Material properties of femoral cortical and trabecular bones and the implant

 

Young’s modulus (GPa)

Poisson’s ratio

Titanium (implant)

110

0.3

Cortical bone

16

0.3

Trabecular bone

1

0.3

Regarding friction coefficients, 0.1 was used for bone–bone interactions; 0.1, for bone–plate of the implant interactions [20]; 0.3, for bone–cortical screw of the implant interactions [21]; and 0.5, for implant–implant interactions.

The applied load condition was based on the study by Akay et al. [22]. A 2010-N load was applied to the femoral head, and a 1086-N load was applied to the greater trochanter. The distal section of the femoral shaft was fully restrained.

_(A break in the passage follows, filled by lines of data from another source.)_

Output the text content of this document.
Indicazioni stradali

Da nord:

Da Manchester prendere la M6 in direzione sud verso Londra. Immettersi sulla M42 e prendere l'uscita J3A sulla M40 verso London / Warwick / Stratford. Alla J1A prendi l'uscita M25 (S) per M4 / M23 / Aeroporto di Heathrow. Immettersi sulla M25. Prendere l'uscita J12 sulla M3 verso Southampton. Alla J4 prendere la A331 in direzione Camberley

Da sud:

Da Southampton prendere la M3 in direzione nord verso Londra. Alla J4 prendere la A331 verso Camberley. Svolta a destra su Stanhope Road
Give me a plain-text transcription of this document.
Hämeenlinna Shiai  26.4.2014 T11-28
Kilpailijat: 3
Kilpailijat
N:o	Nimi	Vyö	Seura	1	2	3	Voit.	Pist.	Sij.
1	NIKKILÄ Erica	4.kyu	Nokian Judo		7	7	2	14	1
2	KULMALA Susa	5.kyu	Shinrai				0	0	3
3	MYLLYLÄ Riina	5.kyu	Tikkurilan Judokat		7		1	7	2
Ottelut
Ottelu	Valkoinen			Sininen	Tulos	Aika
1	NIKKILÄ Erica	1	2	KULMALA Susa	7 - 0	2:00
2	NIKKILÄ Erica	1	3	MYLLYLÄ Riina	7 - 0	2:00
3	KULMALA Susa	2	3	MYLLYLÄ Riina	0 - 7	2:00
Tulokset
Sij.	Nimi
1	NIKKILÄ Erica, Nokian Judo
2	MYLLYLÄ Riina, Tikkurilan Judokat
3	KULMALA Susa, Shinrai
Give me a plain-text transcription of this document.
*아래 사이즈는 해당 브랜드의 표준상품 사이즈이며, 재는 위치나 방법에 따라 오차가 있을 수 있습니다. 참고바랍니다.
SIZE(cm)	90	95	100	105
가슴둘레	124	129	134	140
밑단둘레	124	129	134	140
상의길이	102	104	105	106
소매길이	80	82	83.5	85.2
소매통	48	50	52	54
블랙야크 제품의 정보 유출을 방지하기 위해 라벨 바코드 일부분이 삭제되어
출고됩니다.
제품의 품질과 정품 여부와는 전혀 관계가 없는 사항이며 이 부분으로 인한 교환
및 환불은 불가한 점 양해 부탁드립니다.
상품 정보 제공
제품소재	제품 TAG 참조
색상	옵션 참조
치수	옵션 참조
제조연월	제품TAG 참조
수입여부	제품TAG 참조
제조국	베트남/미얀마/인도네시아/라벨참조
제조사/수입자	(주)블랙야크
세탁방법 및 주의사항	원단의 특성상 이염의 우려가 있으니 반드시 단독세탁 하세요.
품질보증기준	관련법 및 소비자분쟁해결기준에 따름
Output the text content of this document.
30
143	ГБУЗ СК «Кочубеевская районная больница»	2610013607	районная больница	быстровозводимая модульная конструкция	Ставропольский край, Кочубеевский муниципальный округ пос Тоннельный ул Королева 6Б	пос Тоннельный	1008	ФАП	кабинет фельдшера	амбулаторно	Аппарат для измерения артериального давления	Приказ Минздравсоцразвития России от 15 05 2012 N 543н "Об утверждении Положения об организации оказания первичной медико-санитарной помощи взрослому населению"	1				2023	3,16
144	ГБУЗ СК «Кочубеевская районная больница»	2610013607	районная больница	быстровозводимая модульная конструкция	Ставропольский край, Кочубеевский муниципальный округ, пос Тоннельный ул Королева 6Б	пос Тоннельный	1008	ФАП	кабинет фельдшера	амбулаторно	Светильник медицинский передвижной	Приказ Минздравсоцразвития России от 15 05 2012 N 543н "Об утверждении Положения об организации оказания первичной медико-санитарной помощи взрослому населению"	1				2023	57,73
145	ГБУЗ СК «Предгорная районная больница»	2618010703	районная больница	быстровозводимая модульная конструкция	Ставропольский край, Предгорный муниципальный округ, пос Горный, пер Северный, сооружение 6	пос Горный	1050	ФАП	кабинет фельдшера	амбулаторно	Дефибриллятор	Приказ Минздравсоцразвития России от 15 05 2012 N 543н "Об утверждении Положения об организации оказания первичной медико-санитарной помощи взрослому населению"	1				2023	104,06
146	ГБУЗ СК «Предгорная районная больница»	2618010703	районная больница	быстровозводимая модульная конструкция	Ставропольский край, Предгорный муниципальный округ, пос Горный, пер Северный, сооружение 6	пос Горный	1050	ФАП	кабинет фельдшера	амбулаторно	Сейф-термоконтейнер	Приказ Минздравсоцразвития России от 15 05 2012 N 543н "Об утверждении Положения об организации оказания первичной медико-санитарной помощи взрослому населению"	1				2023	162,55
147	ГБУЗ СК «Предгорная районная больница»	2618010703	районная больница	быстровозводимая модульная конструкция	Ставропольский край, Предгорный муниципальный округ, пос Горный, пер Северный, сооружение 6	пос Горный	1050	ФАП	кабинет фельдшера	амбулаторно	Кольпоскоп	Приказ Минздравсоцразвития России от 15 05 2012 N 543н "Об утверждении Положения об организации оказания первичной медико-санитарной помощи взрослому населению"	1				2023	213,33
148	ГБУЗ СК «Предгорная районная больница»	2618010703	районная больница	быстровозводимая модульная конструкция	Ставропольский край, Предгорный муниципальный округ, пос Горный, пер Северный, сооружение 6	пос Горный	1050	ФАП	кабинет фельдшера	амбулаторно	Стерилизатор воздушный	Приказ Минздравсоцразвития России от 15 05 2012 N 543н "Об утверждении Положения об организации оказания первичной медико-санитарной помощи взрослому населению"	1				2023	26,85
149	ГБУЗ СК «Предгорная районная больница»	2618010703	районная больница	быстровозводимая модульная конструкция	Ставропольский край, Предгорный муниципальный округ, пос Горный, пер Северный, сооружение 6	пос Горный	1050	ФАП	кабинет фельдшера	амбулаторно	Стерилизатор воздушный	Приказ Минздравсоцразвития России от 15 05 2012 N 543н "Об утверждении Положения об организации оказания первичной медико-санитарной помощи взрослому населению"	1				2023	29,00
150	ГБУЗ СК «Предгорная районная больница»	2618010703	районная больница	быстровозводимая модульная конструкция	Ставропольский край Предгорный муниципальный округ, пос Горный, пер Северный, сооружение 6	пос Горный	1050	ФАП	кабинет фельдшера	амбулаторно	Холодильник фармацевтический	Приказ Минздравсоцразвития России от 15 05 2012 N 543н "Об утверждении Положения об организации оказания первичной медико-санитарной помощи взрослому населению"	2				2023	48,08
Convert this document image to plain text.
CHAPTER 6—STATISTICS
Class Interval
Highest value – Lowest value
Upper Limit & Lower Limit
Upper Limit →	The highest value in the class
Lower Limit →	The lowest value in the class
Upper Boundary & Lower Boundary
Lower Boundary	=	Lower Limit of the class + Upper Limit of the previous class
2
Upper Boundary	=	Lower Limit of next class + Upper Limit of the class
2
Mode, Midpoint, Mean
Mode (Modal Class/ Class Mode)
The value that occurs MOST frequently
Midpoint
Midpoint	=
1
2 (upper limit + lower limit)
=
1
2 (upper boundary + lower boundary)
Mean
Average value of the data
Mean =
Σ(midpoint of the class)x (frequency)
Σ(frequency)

In the simulation of these models, the maximum values of the von Mises stress distribution at the medial femoral neck cortex (Fig. 4) and the SHS (Fig. 5) were investigated.
Fig. 4
Fig. 4

Maximum value view of the von Mises stress distribution (the medial femoral neck cortex). The upper section shows the non-displaced two-fragment fracture model and type A models. The lower section shows the non-displaced two-fragment fracture model and type B models. The black arrow indicates the maximum stress value at the medial femoral neck cortex

Fig. 5
Fig. 5

Maximum values of the von Mises stress distribution at SHS. The upper section shows the non-displaced two-fragment fracture model and type A models. The lower section shows the non-displaced two-fragment fracture model and type B models. The black arrow indicates the maximum stress values at the lag screw, the bottom of the third cortical screw, and the cortical screw–plate interface

The von Mises stress distribution is a common yield criterion used in the FE method [23]. The stress value corresponds to the equivalent stress, calculated from the principle stress in the three directions (X, Y, and Z axes) [24]. Furthermore, along with the amount of displacement in these three directions, the displacement of the femoral head vertex in the distal direction was also calculated.

Results

Maximum value of the von Mises stress distribution of the femur

In the simulation of all models, a large stress concentration of the von Mises stress distribution at the medial femoral neck cortex was observed. Compared with the non-displaced two-fragment fracture model, all type A models showed a much larger maximum value of the von Mises stress distribution at this site (Table 2). Furthermore, models with a larger angulation angle at the fracture site recognized a larger maximum stress value. In type B models, except the model with a rotational angle of 50°, the maximum stress value at the medial femoral neck cortex was smaller than that in the non-displaced two-fragment fracture model (Table 3).
Table 2

Maximum values of the von Mises stress distribution [MPa] in the non-displaced two-fragment fracture and type A models

 

Medial femoral neck cortex

Lag screw

Cortical screw

Cortical screw–plate interface

[Mpa]

[Mpa]

[Mpa]

[Mpa]

147

260

314

131

10°

555

551

276

169

30°

620

777

540

230

50°

1031

1045

854

209

Table 3

Maximum values of the von Mises stress distribution [MPa] in the non-displaced two-fragment fracture and type B models

 

Medial femoral neck cortex

Lag screw

Cortical screw

Cortical screw–plate interface

[Mpa]

[Mpa]

[Mpa]

[Mpa]

147

260

314

131

10°

109

313

426

196

30°

135

355

430

208

50°

187

454

400

192

Maximum value of the von Mises stress distribution of the implant

In type A models, the maximum stress values at the lag screw, the bottom of the third cortical screw, and the cortical screw–plate interface were larger than those in the non-displaced two-fragment fracture model, except for the maximum stress value at the cortical screw in the model with an angulation angle of 10° (Table 2). In all type B models, the maximum stress values at the lag screw, the bottom of the third cortical screw, and the cortical screw–plate interface were a little larger than those in the non-displaced two-fragment fracture model (Table 3).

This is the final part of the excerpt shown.